A day there, that seems magnified and concentrated, every minute an infinite vacuum, every word an assault, as if every grain of sand in the desert is rubbing off my top layer of skin and exposing the soul underneath. The skin a little peeled back.

You can tell when I have these days. Even if I didn't declare them, like I am now, you just have to look at my language, which becomes increasingly more florid as I search for ways to bring this feeling to life before you, so that you can glimpse, even briefly, the sheer futility I feel even trying to do so.

It's at times like this that I step outside myself and think: what am I doing? What am I doing here, 12,000 miles from home, from My One True Love, from the Sister Of My Heart, from my parents, my friends, the pussins? What on earth possessed me?

I know that for me, part of being an adventurer means balancing - and accepting - these days. That having the courage (or foolishness) to step off a cliff into the unknown means being prepared to face the ground rushing up at you.

I love stepping off into the unknown. I love it - the thrill, the excitement, the surge of feeling that I'm doing something amazing. And so these days are just as much part of me as the inner desire that sends me looking for that feeling.

So I continue.

I drag myself through them, knowing that tomorrow, or the day after, it'll be as if they never happened. And that in the remembering, it make the present sweeter.


Jennie said...

Even when you write about feelings of futility it's clear what an optimist you are. Yep, it'll balance out. Some days adventures suck. You can be 99.9% certain that this time next year your surroundings will be nothing like they are now.

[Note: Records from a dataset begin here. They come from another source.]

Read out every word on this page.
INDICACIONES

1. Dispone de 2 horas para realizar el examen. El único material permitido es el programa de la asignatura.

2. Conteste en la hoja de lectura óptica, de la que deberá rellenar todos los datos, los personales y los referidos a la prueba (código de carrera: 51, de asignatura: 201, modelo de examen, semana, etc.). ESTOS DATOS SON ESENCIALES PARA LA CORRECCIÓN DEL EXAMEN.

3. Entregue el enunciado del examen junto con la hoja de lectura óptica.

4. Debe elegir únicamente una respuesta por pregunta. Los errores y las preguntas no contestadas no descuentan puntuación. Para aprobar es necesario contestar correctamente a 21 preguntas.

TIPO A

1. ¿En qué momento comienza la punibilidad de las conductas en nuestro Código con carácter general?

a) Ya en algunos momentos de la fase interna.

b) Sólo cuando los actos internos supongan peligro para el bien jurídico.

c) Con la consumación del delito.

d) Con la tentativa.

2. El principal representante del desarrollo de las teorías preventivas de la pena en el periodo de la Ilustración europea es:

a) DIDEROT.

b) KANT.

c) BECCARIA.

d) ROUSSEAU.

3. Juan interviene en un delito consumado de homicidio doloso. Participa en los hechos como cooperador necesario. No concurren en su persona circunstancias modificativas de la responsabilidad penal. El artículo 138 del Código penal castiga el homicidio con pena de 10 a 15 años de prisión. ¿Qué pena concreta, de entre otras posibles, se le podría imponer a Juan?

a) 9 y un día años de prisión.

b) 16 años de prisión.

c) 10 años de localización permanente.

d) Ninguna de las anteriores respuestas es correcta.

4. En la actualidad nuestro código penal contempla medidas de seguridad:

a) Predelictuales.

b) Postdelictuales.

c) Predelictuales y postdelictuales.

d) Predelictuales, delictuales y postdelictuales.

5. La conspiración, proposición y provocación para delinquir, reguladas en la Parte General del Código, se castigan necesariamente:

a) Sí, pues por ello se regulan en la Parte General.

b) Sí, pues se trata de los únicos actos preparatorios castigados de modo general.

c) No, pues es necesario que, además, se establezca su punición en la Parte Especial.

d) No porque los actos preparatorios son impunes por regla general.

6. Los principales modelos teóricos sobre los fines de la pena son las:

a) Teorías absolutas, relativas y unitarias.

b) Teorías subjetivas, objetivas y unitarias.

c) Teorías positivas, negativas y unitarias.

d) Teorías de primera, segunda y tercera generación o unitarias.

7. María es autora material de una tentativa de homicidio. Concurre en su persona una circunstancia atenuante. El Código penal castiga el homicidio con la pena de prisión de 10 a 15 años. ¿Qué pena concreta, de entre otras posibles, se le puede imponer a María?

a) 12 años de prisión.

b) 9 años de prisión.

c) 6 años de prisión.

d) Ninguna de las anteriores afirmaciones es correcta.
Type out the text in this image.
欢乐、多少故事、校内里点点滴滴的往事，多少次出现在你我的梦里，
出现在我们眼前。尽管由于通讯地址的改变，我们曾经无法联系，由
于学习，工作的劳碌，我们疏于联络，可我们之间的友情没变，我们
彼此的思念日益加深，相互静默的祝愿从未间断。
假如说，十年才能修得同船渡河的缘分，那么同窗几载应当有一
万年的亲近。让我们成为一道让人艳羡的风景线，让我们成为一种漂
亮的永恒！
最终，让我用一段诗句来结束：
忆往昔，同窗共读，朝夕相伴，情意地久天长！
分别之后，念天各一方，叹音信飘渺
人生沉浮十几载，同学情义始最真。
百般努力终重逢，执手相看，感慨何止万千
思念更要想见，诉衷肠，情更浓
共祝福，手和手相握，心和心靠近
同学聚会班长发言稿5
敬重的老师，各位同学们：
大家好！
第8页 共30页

Hope you complete your catharsis soon and feel ready to tackle the world again.

Heather said...

I hate the homesickness that comes with travel. For me I'm not sure which is worse...knowing that I just need 30 secs at home to solve it or the horrible-ness of the feeling itself. I'm assuming you have made at least one friend over there so give them a call and catch up for coffee/drinks/dinner. I know that caffine/Alcohol/food won't make the feeling go away in the long term, but it may help in the short term. Or just take comfort in the fact that we miss you here in Oz and look forward to hearing all the stories (again) when you get back. In the meantime we love your stories and photos.